- Written by Paul -
As the deadline rapidly approaches for the Buffalo Bills to decide whether or not to apply the franchise tag on three-time All-Pro free safety Jairus Byrd for the second consecutive year — a decision which will likely rest on whether the team and Byrd can agree to terms on a long-term contract before Monday – Bills fans, the front office, and probably Byrd himself hold out hope that the franchise player designation will be avoided and that he will instead sign a deal that keeps him in Buffalo for the foreseeable future.
Counter-intuitively, however, a second franchise tag may be the best thing when it comes to the interests of Jairus Byrd.
Why? One word: money. For the sake of argument, let’s say that Byrd gets franchised again this year, then signs a long-term deal with a team (Buffalo or otherwise) next season.

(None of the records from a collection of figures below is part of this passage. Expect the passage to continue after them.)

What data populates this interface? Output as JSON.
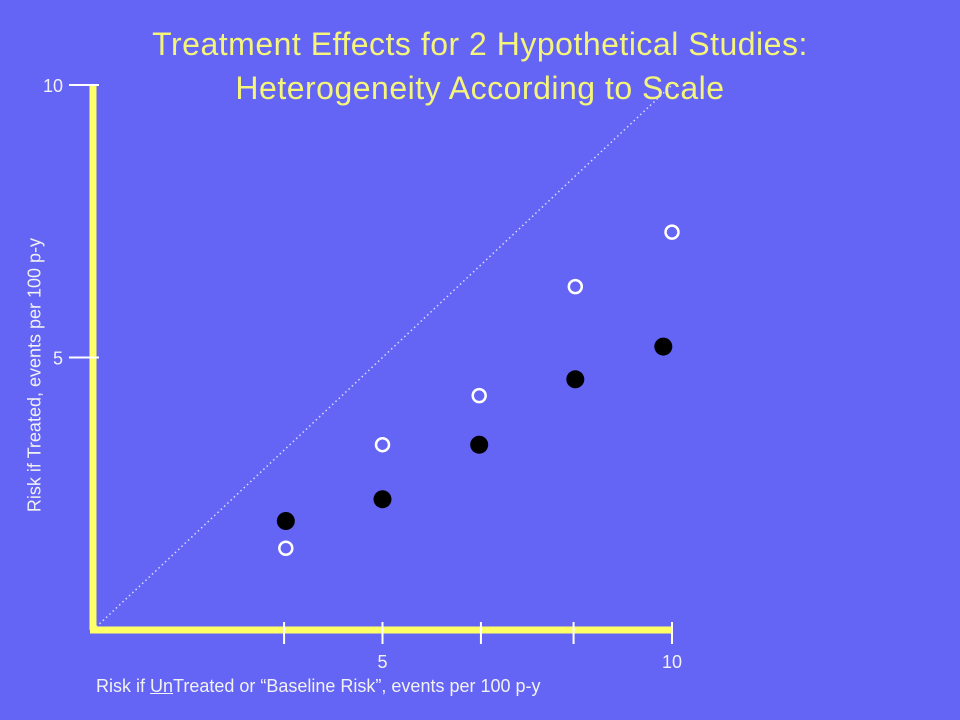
{
  "chart_data": {
    "type": "scatter",
    "title_line1": "Treatment Effects for 2 Hypothetical Studies:",
    "title_line2": "Heterogeneity According to Scale",
    "xlabel_prefix": "Risk if ",
    "xlabel_underlined": "Un",
    "xlabel_suffix": "Treated or “Baseline Risk”, events per 100 p-y",
    "ylabel": "Risk if Treated, events per 100 p-y",
    "xlim": [
      0,
      10
    ],
    "ylim": [
      0,
      10
    ],
    "x_ticks": [
      3.3,
      5,
      6.7,
      8.3,
      10
    ],
    "x_tick_labels": [
      {
        "value": 5,
        "label": "5"
      },
      {
        "value": 10,
        "label": "10"
      }
    ],
    "y_ticks": [
      5,
      10
    ],
    "y_tick_labels": [
      {
        "value": 5,
        "label": "5"
      },
      {
        "value": 10,
        "label": "10"
      }
    ],
    "reference_line": {
      "style": "dotted",
      "from": [
        0,
        0
      ],
      "to": [
        10,
        10
      ]
    },
    "series": [
      {
        "marker": "open-circle",
        "color": "#ffffff",
        "points": [
          {
            "x": 3.33,
            "y": 1.5
          },
          {
            "x": 5.0,
            "y": 3.4
          },
          {
            "x": 6.67,
            "y": 4.3
          },
          {
            "x": 8.33,
            "y": 6.3
          },
          {
            "x": 10.0,
            "y": 7.3
          }
        ]
      },
      {
        "marker": "filled-circle",
        "color": "#000000",
        "points": [
          {
            "x": 3.33,
            "y": 2.0
          },
          {
            "x": 5.0,
            "y": 2.4
          },
          {
            "x": 6.67,
            "y": 3.4
          },
          {
            "x": 8.33,
            "y": 4.6
          },
          {
            "x": 9.85,
            "y": 5.2
          }
        ]
      }
    ],
    "axis_color": "#ffff66"
  }
}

And for the sake of simplicity (and ease of comparison), let’s say that Byrd signs the exact same salary as the player he is most frequently compared to: San Diego Chargers four-time All-Pro free safety Eric Weddle. (In reality of course, Byrd will get more because free agent salaries steeply inflate from one year to the next.)
In July 2011, Weddle signed a contract worth $40 million over five years, with $19 million guaranteed. If Byrd plays on the franchise tag this year, he will earn $8.3 million, which would be fully guaranteed. Add that to the $6.9 million he was guaranteed for the 2013 season, and that means he will have pocketed $15.2 million over two seasons.

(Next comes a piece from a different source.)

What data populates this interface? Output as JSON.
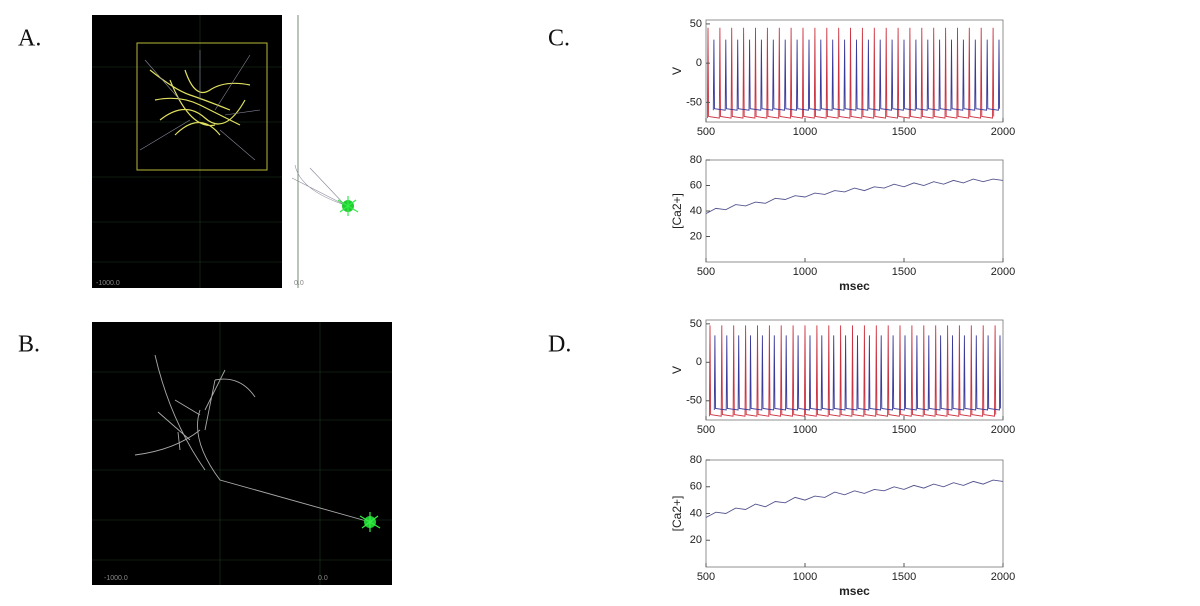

What happens next? Byrd plays to his usual level in 2014, the season ends, and he strikes it rich in free agency, getting a five-year, $40 million contract with $19 million in guaranteed money (again, yes – we know he would get more). What does that mean for his bottom line compared to Weddle’s? In essence, Byrd will have signed seven years’ worth of deals totaling $55.2 million, with a whopping $34.2 million of that being guaranteed money. That is about the maximum return a player at his position could possibly hope to make during the prime of his career in this day and age.

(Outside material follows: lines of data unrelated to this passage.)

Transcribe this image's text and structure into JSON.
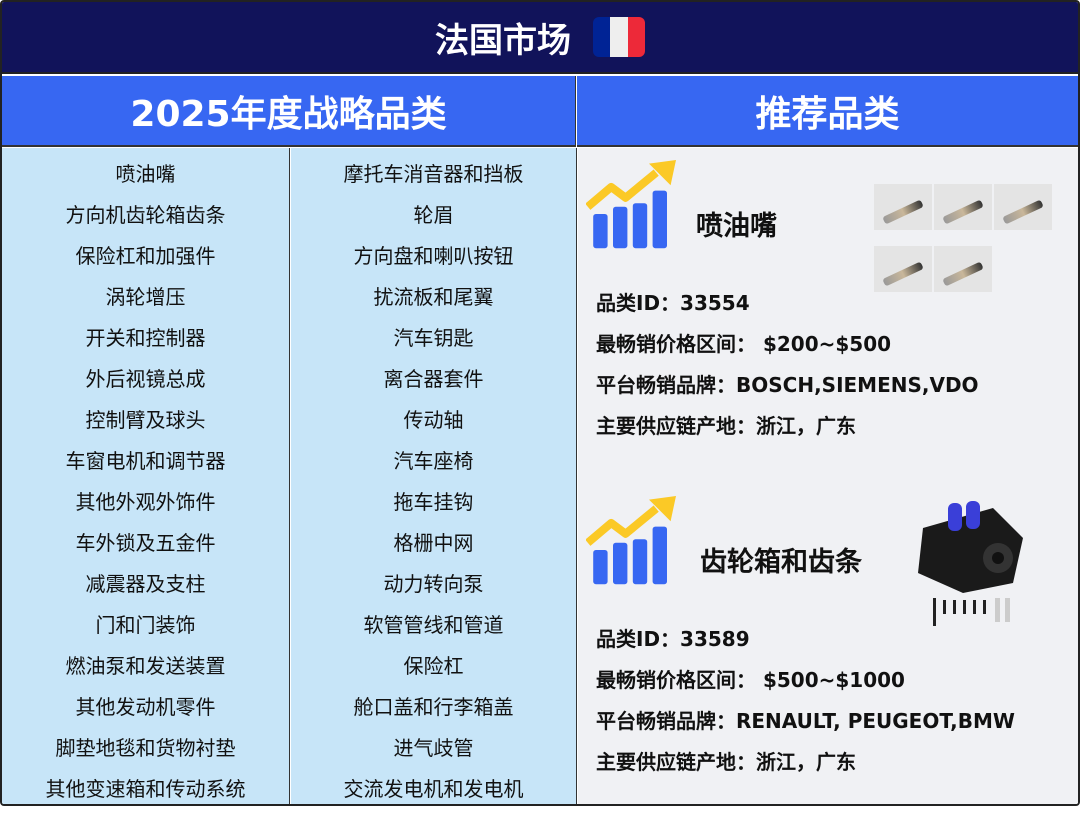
{
  "title": "法国市场",
  "flag_colors": [
    "#002395",
    "#ffffff",
    "#ed2939"
  ],
  "headers": {
    "strategic": "2025年度战略品类",
    "recommended": "推荐品类"
  },
  "strategic_col1": [
    "喷油嘴",
    "方向机齿轮箱齿条",
    "保险杠和加强件",
    "涡轮增压",
    "开关和控制器",
    "外后视镜总成",
    "控制臂及球头",
    "车窗电机和调节器",
    "其他外观外饰件",
    "车外锁及五金件",
    "减震器及支柱",
    "门和门装饰",
    "燃油泵和发送装置",
    "其他发动机零件",
    "脚垫地毯和货物衬垫",
    "其他变速箱和传动系统"
  ],
  "strategic_col2": [
    "摩托车消音器和挡板",
    "轮眉",
    "方向盘和喇叭按钮",
    "扰流板和尾翼",
    "汽车钥匙",
    "离合器套件",
    "传动轴",
    "汽车座椅",
    "拖车挂钩",
    "格栅中网",
    "动力转向泵",
    "软管管线和管道",
    "保险杠",
    "舱口盖和行李箱盖",
    "进气歧管",
    "交流发电机和发电机"
  ],
  "recommended": [
    {
      "name": "喷油嘴",
      "id": "品类ID：33554",
      "price": "最畅销价格区间： $200~$500",
      "brands": "平台畅销品牌：BOSCH,SIEMENS,VDO",
      "supply": "主要供应链产地：浙江，广东",
      "icon": "trend-chart-icon"
    },
    {
      "name": "齿轮箱和齿条",
      "id": "品类ID：33589",
      "price": "最畅销价格区间： $500~$1000",
      "brands": "平台畅销品牌：RENAULT, PEUGEOT,BMW",
      "supply": "主要供应链产地：浙江，广东",
      "icon": "trend-chart-icon"
    }
  ],
  "colors": {
    "title_bg": "#11135a",
    "header_bg": "#3767f2",
    "list_bg": "#c7e5f8",
    "panel_bg": "#f0f1f4",
    "arrow": "#fbc926"
  }
}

This hypothesis makes three key assumptions: that Byrd does maintain his high level of play in 2014, that the teams most willing to pay for his services in 2015 and beyond have the salary cap space available to sign him, and most importantly, that Byrd does not suffer any serious or long-term injury. From Byrd’s perspective, this is by far the biggest risk. If he signs the franchise tender and gets hurt, he may never see his big payday.
That said, he’ll still have made $15.2 million in 2013 and 2014, not to mention the $4.2 million from his four-year rookie contract (plus any bonuses he has earned during that time), so he would not exactly be hurting in terms of lifelong financial security.
But if he is willing to bet on 2014 being a healthy and productive season, then Byrd should not be in too much of a hurry to sign his name on the dotted line of any contract extension.